The sight of music
Three-tiered Studio M stresses sound's video component
By Joe Schlosser -- Broadcasting & Cable, 2/25/2001 7:00:00 PM
Michael Lloyd and Max Keller wanted to bring music videos back to television-and not just to cable television. Lloyd, a veteran music producer, and Keller, an entertainment attorney, felt the MTVs and VH1s of the world were getting away from their roots. Too much talk and fluff, they said.
So Keller and Lloyd acquired the rights to the 25,000 music-video library, owned by New Jersey-based Power Play Music Video Corp., and launched a network of sorts, called Studio M.
But Studio M isn't your basic music-video cable network. It's a three-tiered setup that includes a four-hour-a-day satellite feed carried by more than 150 local TV stations, a pair of first-run syndicated shows and a digital cable network that Keller and Lloyd hope to launch within the next two years. "Our future is the 24-by-7 digital channel, not terrestrial broadcast," says Keller, the chairman of the company, who was also behind the syndication efforts of action series Acapulco H.E.A.T. and Tarzan.
"We're just hoping to get on the charts right now," says Studio M's president Lloyd, who has produced albums for Dionne Warwick and Lou Rawls, among others. "We are hoping to entertain in a creative way and have personalities to identify with.

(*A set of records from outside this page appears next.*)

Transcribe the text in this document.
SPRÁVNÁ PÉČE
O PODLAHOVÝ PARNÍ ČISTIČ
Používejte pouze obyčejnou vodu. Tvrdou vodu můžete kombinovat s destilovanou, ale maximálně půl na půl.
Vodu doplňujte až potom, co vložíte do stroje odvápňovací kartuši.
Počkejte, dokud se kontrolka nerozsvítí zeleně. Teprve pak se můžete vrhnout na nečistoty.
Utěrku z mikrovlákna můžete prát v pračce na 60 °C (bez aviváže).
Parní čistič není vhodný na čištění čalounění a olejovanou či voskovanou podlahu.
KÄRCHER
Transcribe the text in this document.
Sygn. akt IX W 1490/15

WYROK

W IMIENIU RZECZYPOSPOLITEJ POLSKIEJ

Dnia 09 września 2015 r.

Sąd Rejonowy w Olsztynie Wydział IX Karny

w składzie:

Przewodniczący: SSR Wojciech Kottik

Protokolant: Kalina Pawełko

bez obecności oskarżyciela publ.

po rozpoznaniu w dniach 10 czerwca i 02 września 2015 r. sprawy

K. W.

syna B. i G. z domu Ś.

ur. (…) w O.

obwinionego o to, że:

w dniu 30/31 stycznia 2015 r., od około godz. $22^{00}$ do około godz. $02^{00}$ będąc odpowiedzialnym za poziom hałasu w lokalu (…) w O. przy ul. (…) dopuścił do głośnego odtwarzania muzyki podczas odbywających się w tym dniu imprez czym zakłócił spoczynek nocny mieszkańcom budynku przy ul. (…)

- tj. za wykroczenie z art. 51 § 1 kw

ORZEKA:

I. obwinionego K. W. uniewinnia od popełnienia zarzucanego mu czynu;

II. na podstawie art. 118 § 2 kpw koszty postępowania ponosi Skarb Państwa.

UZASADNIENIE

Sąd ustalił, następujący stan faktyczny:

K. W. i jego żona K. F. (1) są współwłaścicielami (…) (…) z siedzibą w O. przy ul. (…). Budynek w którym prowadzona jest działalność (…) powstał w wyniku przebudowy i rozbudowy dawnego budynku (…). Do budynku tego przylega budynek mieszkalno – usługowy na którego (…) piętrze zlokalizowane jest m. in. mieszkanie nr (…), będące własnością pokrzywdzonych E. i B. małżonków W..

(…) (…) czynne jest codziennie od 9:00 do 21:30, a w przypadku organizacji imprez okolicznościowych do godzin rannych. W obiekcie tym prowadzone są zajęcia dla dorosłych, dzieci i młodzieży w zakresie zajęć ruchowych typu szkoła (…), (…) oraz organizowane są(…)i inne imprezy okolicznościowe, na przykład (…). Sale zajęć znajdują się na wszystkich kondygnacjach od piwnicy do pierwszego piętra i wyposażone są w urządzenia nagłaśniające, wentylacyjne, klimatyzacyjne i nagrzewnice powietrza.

We're going to present things they haven't been seeing recently-the video component to music. You don't see a lot of that on VH1 or MTV.
"Studio M has the backing of French media company Thomson Multimedia and Internet service provider PSINet and is currently in carriage talks with Adelphia, DirecTV, Comcast and other cable and satellite providers. The company, based in Sherman Oaks, Calif., launched its four-hour daily feed on Dec. 11, mainly on low-powered stations cobbled together through carriage on various cable systems. The feed consists of separate formats, including country, hits and urban, each with VJs. Stations are not forced to carry the whole four-hour package in one continuous play, and many don't, says Keller.
"It gives a lot of these low-powered stations high-quality programming that most of them wouldn't be able to get," says Keller.
Studio M executives went to NATPE for the first time last month and came away from the convention with an adjusted business plan. Two series planned for both the daily broadcast feed and the eventual digital channel were suddenly set for separate syndication offerings.
Studio M executives say Pillow Talk, a daily strip show featuring a scantily clad hostess chatting with musicians from her bed, and Wrestle Rock, a hybrid weekly rock and wrestling show (featuring grapplers from little known American International Wrestling organization) are cleared in over 50% of the country for their September launches. Stations signed for both series include KNWS-TV Houston, WGTW-TV Philadelphia, WBQC-TV Cincinnati, KCNG-TV Las Vegas and WHTW-TV Hartford. Neither series is set for any of the top three markets (New York, Los Angeles and Chicago), but Studio M executives say they have offers in L.A. and Chicago.